Выполняя поручения в штабе, Лида терялась в догадках: почему ей доверяют? Пусть и не все, пусть самое простенькое, не очень, видно, секретное — те же воззвания к бандитам, приказы по полкам, большей частью хозяйственные… Ведь она может… Нет, ничего она не может. Что толку в том, знает она бандитские приказы или нет? Кому она сумеет рассказать о них? Кто вызволит ее отсюда?.. Никто. Ей и доверяют потому, что она обречена, потому что ее при первой же необходимости убьют. Все они продумали заранее.

Лида плакала, жалела себя. Ну почему ее не убили вместе с Макаром Василичем и Ваней? Зачем привезли сюда, мучают, издеваются?..

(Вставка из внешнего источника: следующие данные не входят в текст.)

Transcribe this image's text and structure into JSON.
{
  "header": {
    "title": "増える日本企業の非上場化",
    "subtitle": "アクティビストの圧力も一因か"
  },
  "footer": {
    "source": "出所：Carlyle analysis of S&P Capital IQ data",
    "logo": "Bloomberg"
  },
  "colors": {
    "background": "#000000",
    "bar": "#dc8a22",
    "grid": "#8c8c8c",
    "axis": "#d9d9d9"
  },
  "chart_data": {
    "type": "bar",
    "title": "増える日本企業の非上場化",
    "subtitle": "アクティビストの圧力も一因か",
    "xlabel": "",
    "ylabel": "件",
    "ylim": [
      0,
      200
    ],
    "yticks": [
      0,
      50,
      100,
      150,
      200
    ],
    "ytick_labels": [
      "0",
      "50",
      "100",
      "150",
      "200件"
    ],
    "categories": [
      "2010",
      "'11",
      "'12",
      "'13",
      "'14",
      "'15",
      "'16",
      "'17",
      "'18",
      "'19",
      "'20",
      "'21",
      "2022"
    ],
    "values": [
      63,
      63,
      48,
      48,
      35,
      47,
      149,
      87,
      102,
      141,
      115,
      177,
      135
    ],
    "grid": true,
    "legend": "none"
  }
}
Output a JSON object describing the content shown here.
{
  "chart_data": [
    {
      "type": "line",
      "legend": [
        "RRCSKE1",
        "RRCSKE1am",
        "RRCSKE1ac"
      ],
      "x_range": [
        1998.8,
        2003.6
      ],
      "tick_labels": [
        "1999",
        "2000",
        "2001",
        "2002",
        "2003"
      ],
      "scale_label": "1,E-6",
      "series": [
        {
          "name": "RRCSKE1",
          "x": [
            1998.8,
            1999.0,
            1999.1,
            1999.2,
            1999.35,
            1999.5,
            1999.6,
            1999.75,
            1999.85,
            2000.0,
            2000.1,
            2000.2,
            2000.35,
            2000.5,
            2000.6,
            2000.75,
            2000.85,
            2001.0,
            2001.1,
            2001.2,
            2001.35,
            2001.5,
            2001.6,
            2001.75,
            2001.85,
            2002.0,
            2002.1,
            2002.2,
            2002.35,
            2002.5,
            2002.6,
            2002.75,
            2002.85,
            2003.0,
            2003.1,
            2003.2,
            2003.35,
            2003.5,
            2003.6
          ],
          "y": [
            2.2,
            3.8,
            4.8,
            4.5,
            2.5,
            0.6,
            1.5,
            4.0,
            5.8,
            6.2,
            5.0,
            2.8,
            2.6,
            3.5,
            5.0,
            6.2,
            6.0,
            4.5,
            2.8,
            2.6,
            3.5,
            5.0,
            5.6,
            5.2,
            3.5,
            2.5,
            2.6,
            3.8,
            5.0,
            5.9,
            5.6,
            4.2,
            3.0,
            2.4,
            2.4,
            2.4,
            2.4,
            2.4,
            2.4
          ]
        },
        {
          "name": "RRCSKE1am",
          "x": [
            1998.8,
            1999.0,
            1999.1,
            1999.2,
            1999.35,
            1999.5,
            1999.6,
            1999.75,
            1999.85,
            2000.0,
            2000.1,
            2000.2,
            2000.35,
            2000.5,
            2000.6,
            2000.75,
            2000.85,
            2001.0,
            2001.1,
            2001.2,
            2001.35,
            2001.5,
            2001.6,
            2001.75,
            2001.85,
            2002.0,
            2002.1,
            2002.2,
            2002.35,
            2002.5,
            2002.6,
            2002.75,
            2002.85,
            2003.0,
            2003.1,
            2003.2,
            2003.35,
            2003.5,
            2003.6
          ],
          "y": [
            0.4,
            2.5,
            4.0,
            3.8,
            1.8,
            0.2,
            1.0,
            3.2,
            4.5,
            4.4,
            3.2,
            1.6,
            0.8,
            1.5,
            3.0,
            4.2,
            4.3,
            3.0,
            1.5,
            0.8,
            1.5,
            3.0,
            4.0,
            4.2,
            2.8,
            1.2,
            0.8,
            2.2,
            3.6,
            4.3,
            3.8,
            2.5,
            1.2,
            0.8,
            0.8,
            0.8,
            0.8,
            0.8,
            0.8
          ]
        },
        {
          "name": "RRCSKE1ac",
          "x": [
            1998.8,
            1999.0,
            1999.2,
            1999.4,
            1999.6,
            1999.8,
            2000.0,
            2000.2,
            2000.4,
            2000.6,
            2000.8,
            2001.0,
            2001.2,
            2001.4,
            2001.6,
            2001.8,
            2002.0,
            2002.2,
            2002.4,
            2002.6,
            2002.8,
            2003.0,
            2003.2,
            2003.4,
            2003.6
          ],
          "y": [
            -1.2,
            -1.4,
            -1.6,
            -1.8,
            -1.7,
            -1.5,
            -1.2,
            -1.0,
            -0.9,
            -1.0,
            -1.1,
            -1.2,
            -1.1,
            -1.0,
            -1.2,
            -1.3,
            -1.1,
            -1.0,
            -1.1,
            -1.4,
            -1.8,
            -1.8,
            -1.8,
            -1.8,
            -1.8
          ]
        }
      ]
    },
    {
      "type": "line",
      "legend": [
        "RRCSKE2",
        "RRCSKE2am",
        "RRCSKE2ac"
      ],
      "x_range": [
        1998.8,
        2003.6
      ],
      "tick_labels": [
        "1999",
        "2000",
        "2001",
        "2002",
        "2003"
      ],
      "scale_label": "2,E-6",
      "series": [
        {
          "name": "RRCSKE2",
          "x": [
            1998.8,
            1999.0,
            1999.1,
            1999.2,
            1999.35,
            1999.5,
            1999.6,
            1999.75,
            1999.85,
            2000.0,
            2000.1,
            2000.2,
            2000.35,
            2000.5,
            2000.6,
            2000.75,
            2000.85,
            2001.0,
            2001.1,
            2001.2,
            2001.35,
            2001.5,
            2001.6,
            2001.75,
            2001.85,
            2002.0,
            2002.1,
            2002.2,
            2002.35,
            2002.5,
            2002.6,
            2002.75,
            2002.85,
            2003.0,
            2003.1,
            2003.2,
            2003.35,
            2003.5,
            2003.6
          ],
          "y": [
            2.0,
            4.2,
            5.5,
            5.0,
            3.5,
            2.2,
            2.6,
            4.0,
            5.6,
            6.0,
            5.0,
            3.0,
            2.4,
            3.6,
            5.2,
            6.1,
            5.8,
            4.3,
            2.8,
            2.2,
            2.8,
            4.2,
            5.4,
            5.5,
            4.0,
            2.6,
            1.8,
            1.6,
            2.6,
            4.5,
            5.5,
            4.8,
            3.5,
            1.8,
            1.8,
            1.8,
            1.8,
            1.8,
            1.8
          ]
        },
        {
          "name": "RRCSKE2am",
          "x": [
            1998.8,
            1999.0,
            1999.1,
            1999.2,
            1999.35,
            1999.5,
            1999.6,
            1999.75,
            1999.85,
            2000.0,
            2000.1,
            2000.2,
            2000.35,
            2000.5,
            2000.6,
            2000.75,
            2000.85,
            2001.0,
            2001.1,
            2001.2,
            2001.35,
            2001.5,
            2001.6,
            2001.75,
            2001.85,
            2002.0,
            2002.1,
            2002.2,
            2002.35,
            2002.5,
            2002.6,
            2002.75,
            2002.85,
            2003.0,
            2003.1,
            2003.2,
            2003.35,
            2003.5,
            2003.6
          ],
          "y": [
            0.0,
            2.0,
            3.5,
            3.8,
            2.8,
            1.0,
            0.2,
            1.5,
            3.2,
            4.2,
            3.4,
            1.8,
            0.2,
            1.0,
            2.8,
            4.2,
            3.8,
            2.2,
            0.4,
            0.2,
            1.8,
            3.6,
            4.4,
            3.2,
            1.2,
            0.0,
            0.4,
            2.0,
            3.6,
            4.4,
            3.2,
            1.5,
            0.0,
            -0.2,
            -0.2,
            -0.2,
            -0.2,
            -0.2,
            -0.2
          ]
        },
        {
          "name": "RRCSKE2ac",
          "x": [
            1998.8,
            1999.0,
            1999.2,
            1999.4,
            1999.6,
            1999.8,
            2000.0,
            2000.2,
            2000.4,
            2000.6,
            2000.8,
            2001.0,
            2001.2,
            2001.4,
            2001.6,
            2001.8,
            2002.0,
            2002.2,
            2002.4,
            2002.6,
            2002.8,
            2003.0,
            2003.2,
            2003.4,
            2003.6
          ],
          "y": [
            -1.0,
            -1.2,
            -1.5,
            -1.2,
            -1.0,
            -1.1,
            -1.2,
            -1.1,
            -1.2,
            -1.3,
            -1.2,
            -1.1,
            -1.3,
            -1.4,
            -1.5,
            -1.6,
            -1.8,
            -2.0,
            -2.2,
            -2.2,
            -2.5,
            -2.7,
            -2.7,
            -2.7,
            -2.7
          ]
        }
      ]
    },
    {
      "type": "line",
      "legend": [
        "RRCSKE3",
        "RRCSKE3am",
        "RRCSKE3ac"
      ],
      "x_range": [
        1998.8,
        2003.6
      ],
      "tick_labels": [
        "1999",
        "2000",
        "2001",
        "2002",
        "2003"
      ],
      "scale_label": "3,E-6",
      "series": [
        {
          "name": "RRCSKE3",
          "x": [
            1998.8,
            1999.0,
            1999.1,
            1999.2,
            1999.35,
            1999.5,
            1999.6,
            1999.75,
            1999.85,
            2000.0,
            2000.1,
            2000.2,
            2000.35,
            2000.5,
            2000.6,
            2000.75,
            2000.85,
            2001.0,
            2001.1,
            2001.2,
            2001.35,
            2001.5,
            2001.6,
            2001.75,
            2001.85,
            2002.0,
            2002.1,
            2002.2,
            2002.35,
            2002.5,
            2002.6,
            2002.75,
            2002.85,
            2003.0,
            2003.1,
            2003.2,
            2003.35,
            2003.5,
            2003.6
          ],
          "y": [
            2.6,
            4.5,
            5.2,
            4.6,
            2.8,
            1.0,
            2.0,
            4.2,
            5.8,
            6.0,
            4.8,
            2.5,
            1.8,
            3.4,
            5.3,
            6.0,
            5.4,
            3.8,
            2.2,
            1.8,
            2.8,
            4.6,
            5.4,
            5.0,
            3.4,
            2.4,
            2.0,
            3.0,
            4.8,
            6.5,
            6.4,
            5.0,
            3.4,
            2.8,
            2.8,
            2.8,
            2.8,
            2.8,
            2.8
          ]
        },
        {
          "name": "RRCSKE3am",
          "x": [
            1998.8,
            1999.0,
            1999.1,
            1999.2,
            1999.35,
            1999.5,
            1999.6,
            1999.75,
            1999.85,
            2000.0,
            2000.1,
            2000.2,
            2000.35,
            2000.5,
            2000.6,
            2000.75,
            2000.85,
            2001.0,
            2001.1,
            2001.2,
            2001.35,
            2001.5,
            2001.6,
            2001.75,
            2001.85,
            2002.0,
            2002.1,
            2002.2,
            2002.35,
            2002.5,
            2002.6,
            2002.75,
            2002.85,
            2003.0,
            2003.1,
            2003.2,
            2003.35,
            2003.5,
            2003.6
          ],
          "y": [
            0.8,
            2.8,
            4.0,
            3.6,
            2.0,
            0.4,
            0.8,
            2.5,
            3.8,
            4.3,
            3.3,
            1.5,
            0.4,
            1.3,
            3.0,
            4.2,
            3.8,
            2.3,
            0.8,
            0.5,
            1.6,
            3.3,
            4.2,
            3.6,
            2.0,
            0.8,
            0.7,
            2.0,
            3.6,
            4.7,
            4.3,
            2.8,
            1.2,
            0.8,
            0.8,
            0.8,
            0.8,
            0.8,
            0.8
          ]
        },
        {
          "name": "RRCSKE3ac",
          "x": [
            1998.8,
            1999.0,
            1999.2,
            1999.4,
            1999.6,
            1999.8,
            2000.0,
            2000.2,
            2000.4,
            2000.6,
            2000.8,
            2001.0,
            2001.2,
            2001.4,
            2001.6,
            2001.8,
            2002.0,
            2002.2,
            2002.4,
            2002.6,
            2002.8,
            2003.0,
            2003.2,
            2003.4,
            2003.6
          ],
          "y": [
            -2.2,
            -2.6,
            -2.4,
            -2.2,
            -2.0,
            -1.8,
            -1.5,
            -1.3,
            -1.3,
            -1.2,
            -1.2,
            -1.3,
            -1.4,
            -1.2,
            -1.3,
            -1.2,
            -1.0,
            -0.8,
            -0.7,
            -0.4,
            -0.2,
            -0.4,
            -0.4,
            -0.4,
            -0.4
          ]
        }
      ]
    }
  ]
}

Вспоминая ночи, пьяного и безжалостного Колесникова, его молчаливые «ласки», она ожесточалась, ругала себя — слезы ее никому и никакой пользы не принесут. Надо, несмотря ни на что, попытаться бежать отсюда, прихватить наган, обрез, застрелить кого-нибудь из охранников, того, кто будет мешать ей. Но скоро она убедилась, что и эти возможные ее намерения кем-то предусмотрены: оружие Опрышко и Стругов носили всегда при себе, прятали на ночь. Тогда она взялась голодать, но на ее голодовку попросту не обратили внимания — помирай, раз не хочешь жить. Только Колесников нахлестал ее по щекам, а ночью, явившись из какого-то ближнего набега, пьяный и трясущийся от холода, бормотал ей в самое ухо: «Ты, Лидка, жри как следует, тебе жить да жить. Это у меня песня спетая… Я тебя сберегаю, как ты этого не поймешь? Марко давно бы тебя по рукам пустил, поняла?..»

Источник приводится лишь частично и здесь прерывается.